Delving further into relapse prevention, Vujanovic underscored how crucial it was to explore new treatment alternatives.
“There are not a lot of treatment options for integrative care,” Vujanovic said. “Usually people either get PTSD treatment or they get addiction treatment, and the majority receive only general mental health-oriented care. It’s rare that people can go and get treated for both conditions with an evidence-based care approach. The problem is if you just treat the alcohol use disorder, and you don’t treat the PTSD, people are at greater risk for relapse to alcohol use. People with PTSD and alcohol use disorder tend to be using alcohol to self-medicate PTSD symptoms. These aren’t two separate conditions, because they’re one interrelated condition—people have PTSD, and they are typically coping or self-medicating their symptoms with alcohol use.”
For Vujanovic, her passion for this work derives from a deeper personal interest about the aftermath of trauma. Vujanovic is the granddaughter of Holocaust survivors, and her family was impacted by civil war during the 1990’s. These experiences led her to initially explore trauma research.
“I’ve been moved by the effects of intergenerational trauma, recovery, and resilience from a very young age, so, I kind of grew up around this idea of trauma before I understood what it was,” Vujanovic said. “It was in graduate school that I discovered my passion for trauma research and practice. As I started to work with trauma survivors, I saw this huge gap in field-level knowledge, as so many of my patients and research participants were using substances to manage their PTSD symptoms, but few treatment options were available.”

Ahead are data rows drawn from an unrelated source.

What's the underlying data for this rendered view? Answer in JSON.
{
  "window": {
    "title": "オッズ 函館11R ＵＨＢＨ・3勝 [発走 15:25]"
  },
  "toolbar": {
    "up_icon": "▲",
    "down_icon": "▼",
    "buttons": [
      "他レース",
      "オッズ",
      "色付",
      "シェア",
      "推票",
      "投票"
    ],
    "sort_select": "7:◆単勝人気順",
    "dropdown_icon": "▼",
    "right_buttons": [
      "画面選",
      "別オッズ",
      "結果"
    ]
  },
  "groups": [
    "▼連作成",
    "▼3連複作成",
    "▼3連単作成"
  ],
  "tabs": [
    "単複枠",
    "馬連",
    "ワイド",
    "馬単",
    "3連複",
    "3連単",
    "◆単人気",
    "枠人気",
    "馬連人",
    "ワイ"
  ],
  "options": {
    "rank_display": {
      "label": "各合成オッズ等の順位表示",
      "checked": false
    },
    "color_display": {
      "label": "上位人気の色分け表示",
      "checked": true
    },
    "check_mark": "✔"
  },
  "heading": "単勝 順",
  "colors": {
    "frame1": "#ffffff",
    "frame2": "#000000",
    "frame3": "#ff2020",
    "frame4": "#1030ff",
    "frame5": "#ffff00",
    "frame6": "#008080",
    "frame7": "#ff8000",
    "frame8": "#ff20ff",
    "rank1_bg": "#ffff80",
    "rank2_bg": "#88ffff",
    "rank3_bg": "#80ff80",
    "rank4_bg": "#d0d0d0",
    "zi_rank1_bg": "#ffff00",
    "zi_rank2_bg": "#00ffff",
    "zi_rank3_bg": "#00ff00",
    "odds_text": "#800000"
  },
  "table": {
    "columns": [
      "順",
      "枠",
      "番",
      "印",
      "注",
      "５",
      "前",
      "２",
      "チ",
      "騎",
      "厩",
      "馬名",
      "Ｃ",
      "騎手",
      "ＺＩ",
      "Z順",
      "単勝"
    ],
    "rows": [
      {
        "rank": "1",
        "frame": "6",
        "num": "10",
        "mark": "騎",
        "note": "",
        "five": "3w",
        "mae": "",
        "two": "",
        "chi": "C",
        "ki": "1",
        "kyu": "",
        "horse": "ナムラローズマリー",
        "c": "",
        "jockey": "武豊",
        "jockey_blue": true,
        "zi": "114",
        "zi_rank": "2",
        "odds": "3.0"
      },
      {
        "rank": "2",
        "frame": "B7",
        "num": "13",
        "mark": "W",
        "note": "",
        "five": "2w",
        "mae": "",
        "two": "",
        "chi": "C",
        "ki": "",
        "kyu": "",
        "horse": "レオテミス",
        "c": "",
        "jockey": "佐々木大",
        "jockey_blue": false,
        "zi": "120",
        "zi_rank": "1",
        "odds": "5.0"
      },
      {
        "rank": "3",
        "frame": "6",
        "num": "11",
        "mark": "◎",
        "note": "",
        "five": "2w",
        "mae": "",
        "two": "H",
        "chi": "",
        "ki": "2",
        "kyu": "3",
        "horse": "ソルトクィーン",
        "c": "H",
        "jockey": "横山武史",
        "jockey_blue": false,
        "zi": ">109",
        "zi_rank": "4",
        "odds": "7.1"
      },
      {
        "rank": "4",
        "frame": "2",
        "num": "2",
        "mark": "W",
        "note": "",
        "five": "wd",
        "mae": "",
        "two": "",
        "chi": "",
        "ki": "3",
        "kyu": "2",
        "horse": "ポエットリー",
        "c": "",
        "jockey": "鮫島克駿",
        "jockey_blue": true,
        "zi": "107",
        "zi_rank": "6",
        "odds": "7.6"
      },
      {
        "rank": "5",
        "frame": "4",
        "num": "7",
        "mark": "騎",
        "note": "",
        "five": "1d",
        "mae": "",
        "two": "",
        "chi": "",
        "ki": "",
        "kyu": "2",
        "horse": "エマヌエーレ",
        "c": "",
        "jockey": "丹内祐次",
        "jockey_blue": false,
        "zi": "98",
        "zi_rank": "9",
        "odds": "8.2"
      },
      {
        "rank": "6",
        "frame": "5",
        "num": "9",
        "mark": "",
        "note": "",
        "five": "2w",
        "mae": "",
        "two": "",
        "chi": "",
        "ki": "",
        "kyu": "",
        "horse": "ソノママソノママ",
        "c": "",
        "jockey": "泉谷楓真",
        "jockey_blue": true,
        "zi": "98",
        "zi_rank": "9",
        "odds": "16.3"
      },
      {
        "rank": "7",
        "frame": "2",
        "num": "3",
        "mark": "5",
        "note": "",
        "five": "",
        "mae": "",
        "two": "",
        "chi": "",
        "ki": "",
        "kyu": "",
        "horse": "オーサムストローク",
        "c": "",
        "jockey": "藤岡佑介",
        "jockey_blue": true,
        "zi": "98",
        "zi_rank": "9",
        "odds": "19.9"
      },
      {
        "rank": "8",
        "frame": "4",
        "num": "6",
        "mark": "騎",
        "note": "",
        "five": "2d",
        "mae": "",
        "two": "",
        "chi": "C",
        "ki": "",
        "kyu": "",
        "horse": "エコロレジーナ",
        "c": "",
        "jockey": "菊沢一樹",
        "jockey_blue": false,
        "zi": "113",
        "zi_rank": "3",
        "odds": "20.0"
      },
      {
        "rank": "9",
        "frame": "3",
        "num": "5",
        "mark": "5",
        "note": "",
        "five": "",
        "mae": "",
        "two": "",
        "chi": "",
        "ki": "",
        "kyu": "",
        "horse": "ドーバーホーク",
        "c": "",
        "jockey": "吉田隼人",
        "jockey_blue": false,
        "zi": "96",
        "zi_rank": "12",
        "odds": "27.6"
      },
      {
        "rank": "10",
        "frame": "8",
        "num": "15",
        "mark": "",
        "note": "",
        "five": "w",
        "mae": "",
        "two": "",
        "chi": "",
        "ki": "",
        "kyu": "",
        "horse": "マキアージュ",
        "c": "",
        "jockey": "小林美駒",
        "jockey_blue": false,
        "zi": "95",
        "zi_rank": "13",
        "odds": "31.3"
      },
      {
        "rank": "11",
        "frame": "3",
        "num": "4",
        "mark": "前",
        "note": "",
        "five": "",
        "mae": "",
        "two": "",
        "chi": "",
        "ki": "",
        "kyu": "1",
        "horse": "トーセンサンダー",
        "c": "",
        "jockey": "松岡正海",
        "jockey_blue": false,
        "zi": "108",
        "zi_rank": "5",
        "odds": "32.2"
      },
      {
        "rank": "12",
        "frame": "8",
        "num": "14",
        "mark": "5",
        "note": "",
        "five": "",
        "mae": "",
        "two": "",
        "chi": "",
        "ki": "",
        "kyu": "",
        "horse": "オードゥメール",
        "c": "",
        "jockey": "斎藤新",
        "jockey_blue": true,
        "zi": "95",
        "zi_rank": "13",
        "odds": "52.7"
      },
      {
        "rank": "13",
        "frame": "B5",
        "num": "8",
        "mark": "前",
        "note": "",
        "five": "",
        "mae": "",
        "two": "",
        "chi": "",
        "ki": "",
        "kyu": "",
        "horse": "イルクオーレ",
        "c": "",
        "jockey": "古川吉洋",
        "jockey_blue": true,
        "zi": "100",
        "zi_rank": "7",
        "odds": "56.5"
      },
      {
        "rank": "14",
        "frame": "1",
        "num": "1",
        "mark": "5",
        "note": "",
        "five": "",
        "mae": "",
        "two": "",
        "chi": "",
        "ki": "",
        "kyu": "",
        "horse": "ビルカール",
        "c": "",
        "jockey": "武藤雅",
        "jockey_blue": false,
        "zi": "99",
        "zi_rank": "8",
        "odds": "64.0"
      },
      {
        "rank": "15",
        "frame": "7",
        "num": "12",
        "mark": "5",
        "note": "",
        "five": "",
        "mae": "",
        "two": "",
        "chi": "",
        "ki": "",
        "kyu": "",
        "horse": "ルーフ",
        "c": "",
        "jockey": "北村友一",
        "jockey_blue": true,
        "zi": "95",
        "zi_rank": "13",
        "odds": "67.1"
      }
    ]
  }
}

Vujanovic added that the resilience and strength of her patients and research participants has uniquely inspired her, and she’s grateful for the opportunity to do this important work.
“We are so excited to be able to do this work,” Vujanovic said. “We’re so fortunate to have a team of brilliant, enthusiastic researchers on this team. This is a labor of love. We’re hopeful it will lead to positive changes in the treatment landscape.”